In a crucial scene, Jackie makes the difficult decision to walk with her husband’s body through the streets of the District, a move advised against by officials of the nascent Johnson administration, fearful assassins might be able to target either her or President Johnson out in the open.
“As we revised [the screenplay], our goal was to dig deeper into the emotional experience that she was having, explore her humanity as much as possible,” Mr. Oppenheim said. “And layer in as many aspects of her character as we could in trying to build this collage-like portrait of who she was.”
Flashback scenes show the Kennedy White House in happier times, with the star couple entertaining guests. Hundreds of artists recreated the Executive Mansion of the early 1960s on a soundstage in Paris — filmed close to where Miss Portman was living at the time. (While interiors were accomplished in France, exterior shots of the District were taken for key scenes of “Jackie.”)
“The lengths to which these craftsmen went to replicate every last detail is pretty extraordinary,” Mr. Oppenheim said of the simulation. “Because we were shooting a recreation of the White House tour as part of the film, that made it all the more imperative that the sets exactly matched” how the chief executive’s mansion looked at the time — a sheer feat of artistry in the service of both history and entertainment.
Based on his resume, “Jackie” might seem on the surface a departure for Mr. Oppenheim from his for-hire work as screenwriter of “The Maze Runner” and “Allegiant,” but he says that sci-fi and historical biopics bear more in common than at first glance.

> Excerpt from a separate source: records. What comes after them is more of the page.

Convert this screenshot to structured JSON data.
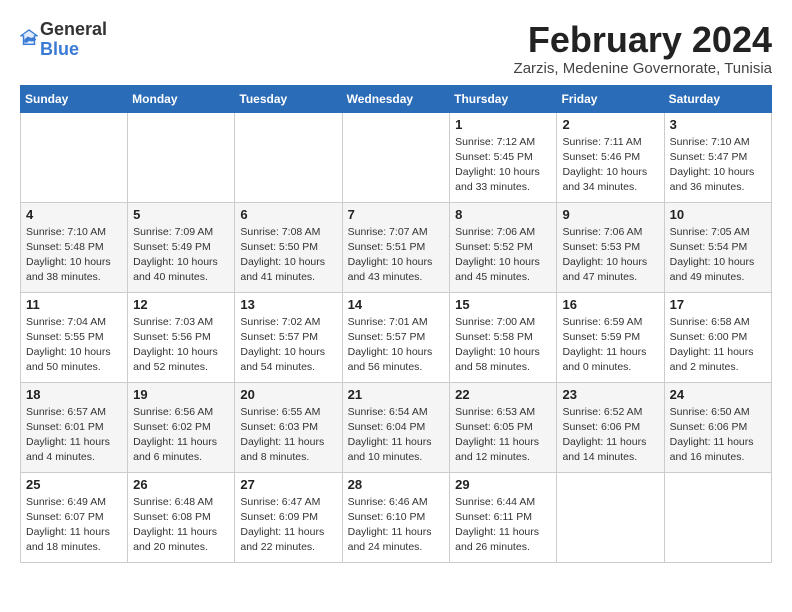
{
  "header": {
    "logo_line1": "General",
    "logo_line2": "Blue",
    "month": "February 2024",
    "location": "Zarzis, Medenine Governorate, Tunisia"
  },
  "days_of_week": [
    "Sunday",
    "Monday",
    "Tuesday",
    "Wednesday",
    "Thursday",
    "Friday",
    "Saturday"
  ],
  "weeks": [
    [
      {
        "num": "",
        "info": ""
      },
      {
        "num": "",
        "info": ""
      },
      {
        "num": "",
        "info": ""
      },
      {
        "num": "",
        "info": ""
      },
      {
        "num": "1",
        "info": "Sunrise: 7:12 AM\nSunset: 5:45 PM\nDaylight: 10 hours\nand 33 minutes."
      },
      {
        "num": "2",
        "info": "Sunrise: 7:11 AM\nSunset: 5:46 PM\nDaylight: 10 hours\nand 34 minutes."
      },
      {
        "num": "3",
        "info": "Sunrise: 7:10 AM\nSunset: 5:47 PM\nDaylight: 10 hours\nand 36 minutes."
      }
    ],
    [
      {
        "num": "4",
        "info": "Sunrise: 7:10 AM\nSunset: 5:48 PM\nDaylight: 10 hours\nand 38 minutes."
      },
      {
        "num": "5",
        "info": "Sunrise: 7:09 AM\nSunset: 5:49 PM\nDaylight: 10 hours\nand 40 minutes."
      },
      {
        "num": "6",
        "info": "Sunrise: 7:08 AM\nSunset: 5:50 PM\nDaylight: 10 hours\nand 41 minutes."
      },
      {
        "num": "7",
        "info": "Sunrise: 7:07 AM\nSunset: 5:51 PM\nDaylight: 10 hours\nand 43 minutes."
      },
      {
        "num": "8",
        "info": "Sunrise: 7:06 AM\nSunset: 5:52 PM\nDaylight: 10 hours\nand 45 minutes."
      },
      {
        "num": "9",
        "info": "Sunrise: 7:06 AM\nSunset: 5:53 PM\nDaylight: 10 hours\nand 47 minutes."
      },
      {
        "num": "10",
        "info": "Sunrise: 7:05 AM\nSunset: 5:54 PM\nDaylight: 10 hours\nand 49 minutes."
      }
    ],
    [
      {
        "num": "11",
        "info": "Sunrise: 7:04 AM\nSunset: 5:55 PM\nDaylight: 10 hours\nand 50 minutes."
      },
      {
        "num": "12",
        "info": "Sunrise: 7:03 AM\nSunset: 5:56 PM\nDaylight: 10 hours\nand 52 minutes."
      },
      {
        "num": "13",
        "info": "Sunrise: 7:02 AM\nSunset: 5:57 PM\nDaylight: 10 hours\nand 54 minutes."
      },
      {
        "num": "14",
        "info": "Sunrise: 7:01 AM\nSunset: 5:57 PM\nDaylight: 10 hours\nand 56 minutes."
      },
      {
        "num": "15",
        "info": "Sunrise: 7:00 AM\nSunset: 5:58 PM\nDaylight: 10 hours\nand 58 minutes."
      },
      {
        "num": "16",
        "info": "Sunrise: 6:59 AM\nSunset: 5:59 PM\nDaylight: 11 hours\nand 0 minutes."
      },
      {
        "num": "17",
        "info": "Sunrise: 6:58 AM\nSunset: 6:00 PM\nDaylight: 11 hours\nand 2 minutes."
      }
    ],
    [
      {
        "num": "18",
        "info": "Sunrise: 6:57 AM\nSunset: 6:01 PM\nDaylight: 11 hours\nand 4 minutes."
      },
      {
        "num": "19",
        "info": "Sunrise: 6:56 AM\nSunset: 6:02 PM\nDaylight: 11 hours\nand 6 minutes."
      },
      {
        "num": "20",
        "info": "Sunrise: 6:55 AM\nSunset: 6:03 PM\nDaylight: 11 hours\nand 8 minutes."
      },
      {
        "num": "21",
        "info": "Sunrise: 6:54 AM\nSunset: 6:04 PM\nDaylight: 11 hours\nand 10 minutes."
      },
      {
        "num": "22",
        "info": "Sunrise: 6:53 AM\nSunset: 6:05 PM\nDaylight: 11 hours\nand 12 minutes."
      },
      {
        "num": "23",
        "info": "Sunrise: 6:52 AM\nSunset: 6:06 PM\nDaylight: 11 hours\nand 14 minutes."
      },
      {
        "num": "24",
        "info": "Sunrise: 6:50 AM\nSunset: 6:06 PM\nDaylight: 11 hours\nand 16 minutes."
      }
    ],
    [
      {
        "num": "25",
        "info": "Sunrise: 6:49 AM\nSunset: 6:07 PM\nDaylight: 11 hours\nand 18 minutes."
      },
      {
        "num": "26",
        "info": "Sunrise: 6:48 AM\nSunset: 6:08 PM\nDaylight: 11 hours\nand 20 minutes."
      },
      {
        "num": "27",
        "info": "Sunrise: 6:47 AM\nSunset: 6:09 PM\nDaylight: 11 hours\nand 22 minutes."
      },
      {
        "num": "28",
        "info": "Sunrise: 6:46 AM\nSunset: 6:10 PM\nDaylight: 11 hours\nand 24 minutes."
      },
      {
        "num": "29",
        "info": "Sunrise: 6:44 AM\nSunset: 6:11 PM\nDaylight: 11 hours\nand 26 minutes."
      },
      {
        "num": "",
        "info": ""
      },
      {
        "num": "",
        "info": ""
      }
    ]
  ]
}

“No matter what your subject matter, you’re always trying to tell a compelling story about rich characters,” he said. “I think a lot of Americans understand their history through television and films. For me, it was important that [’Jackie’] be true to what really happened as much as possible.”
“Jackie” opens a month after Donald Trump was elected the nation’s 45th president. When asked what he sees as the major difference between the days of the Kennedys and the era of Mr. Trump and his tweets, Mr. Oppenheim allows that the greater transparency of the 21st century can be a blessing for the public but perhaps a hindrance to the elected.
“John F. Kennedy and Jackie Kennedy led private lives that were completely off-limits to the press and to the American public in a way that would be incomprehensible right now,” Mr. Oppenheim said. “We just had an election in which access to every single email of one of the candidates wrote was an issue.
“In the Kennedy era, the idea that the public would have first-hand knowledge of every conversation taking place in the halls of government would have seemed preposterous.”
Mr. Oppenheim heaps praise on Miss Portman and the able direction exhibited by Chilean filmmaker Pablo Larrain behind the camera.
“It’s a really harrowing experience to go through this period from Jackie’s perspective,” he said. “And I think that people who are more intimately familiar with the history find different pieces of it that are surprising, that are fresh.”
Mr. Oppenheim, who says he would like to write more screenplays about historic figures, advises up-and-coming screenwriters to find their innermost passions in their work.
“But I also think you should strike a balance by writing about things that have larger relevance to the outside world,” he said. “Try to say something about the world through art.”